From the right: Still Smearing Kavanaugh

“The people who tried to kill the Kavanaugh nomination never gave up,” laments the Washington Examiner’s Byron York. A new Hollywood documentary, “Justice,” rehashes how “three women accused Kavanaugh of sexual misconduct decades earlier when he was in high school and college.” But the film doesn’t offer new proof, so investigations by “Senate Democrats, then by friendly journalists, and now by friendly moviemakers, have all served to illustrate how flimsy the accusations against Kavanaugh were.” The film’s only purpose is simply to “keep the protests going” and “fuel efforts on the Left to delegitimize the Supreme Court.”

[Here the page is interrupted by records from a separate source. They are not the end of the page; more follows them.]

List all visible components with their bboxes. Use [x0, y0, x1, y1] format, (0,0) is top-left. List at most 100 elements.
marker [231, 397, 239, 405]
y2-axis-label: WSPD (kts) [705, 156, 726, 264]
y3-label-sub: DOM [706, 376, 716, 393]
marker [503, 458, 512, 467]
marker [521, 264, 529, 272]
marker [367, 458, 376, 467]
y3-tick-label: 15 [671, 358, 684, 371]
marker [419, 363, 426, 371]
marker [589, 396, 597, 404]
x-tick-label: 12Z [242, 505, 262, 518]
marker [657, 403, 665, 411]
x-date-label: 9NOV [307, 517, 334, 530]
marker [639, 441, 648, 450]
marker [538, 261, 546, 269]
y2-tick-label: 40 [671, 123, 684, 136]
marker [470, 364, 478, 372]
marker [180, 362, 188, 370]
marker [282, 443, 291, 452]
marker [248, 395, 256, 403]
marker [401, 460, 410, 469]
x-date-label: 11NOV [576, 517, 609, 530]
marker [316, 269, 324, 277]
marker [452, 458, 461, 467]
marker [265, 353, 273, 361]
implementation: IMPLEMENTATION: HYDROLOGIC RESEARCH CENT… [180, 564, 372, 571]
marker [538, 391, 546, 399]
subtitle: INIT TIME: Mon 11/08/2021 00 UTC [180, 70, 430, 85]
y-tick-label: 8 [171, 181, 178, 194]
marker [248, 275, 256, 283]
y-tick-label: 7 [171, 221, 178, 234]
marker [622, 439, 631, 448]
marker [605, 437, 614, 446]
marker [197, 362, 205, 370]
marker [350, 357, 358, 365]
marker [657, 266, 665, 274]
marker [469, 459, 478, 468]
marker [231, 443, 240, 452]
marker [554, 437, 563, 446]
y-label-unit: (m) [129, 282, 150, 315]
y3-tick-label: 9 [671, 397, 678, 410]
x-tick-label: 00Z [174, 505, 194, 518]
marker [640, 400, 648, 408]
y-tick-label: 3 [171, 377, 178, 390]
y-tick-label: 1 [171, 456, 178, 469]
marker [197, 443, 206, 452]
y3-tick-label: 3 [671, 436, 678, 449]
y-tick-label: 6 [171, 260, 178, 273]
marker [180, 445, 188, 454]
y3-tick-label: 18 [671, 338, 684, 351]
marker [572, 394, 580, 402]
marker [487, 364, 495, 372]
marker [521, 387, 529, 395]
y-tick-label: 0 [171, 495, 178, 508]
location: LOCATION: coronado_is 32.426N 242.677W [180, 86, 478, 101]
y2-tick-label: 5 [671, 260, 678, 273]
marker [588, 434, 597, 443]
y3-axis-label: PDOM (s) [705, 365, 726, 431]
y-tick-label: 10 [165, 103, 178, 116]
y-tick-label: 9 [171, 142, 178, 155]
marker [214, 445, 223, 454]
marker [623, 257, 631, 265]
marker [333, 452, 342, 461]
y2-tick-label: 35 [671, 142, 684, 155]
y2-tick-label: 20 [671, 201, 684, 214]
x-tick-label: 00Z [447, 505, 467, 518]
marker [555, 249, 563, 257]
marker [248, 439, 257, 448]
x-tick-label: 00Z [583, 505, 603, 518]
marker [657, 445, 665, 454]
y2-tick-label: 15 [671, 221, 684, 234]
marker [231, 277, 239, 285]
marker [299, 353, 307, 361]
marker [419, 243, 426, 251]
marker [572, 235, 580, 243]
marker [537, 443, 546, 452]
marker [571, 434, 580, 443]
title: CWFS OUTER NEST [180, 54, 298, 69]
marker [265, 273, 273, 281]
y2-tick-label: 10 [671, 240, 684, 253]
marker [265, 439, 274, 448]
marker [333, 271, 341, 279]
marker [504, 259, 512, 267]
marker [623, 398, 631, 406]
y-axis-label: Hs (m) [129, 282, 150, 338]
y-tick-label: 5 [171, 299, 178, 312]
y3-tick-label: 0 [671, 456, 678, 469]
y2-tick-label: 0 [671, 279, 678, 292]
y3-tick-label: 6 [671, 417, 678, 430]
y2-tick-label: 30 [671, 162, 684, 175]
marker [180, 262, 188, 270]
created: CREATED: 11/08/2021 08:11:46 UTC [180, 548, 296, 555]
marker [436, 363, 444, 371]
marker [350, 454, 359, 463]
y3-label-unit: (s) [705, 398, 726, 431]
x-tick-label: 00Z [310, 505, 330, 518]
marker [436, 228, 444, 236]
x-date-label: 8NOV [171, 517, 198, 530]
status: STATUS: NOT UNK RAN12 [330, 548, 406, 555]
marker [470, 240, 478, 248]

Liberal: Democrats’ Climate Derangement

The Liberal Patriot’s Ruy Teixeira shows how Democrats in the Trump years came to embrace “the catastrophist view of climate change already held by activists,” as the Obama approach “which was attentive to standard Democratic concerns about jobs and prices, has been left in the rear view mirror.” Yet this view “is neither particularly accurate nor practical”: The immediate threat is far less dire, and: “You simply cannot get rid of fossil fuels as fast as climate activists and their supporters in the Democratic party want,” when 84% “of world energy consumption is from fossil fuels and that is only a point lower in the United States.” In reality: “Climate change is a serious problem, but a solvable one that will take decades and massive technological innovation,” not “a quixotic attempt to remake the global economy around renewables in a short span of time.”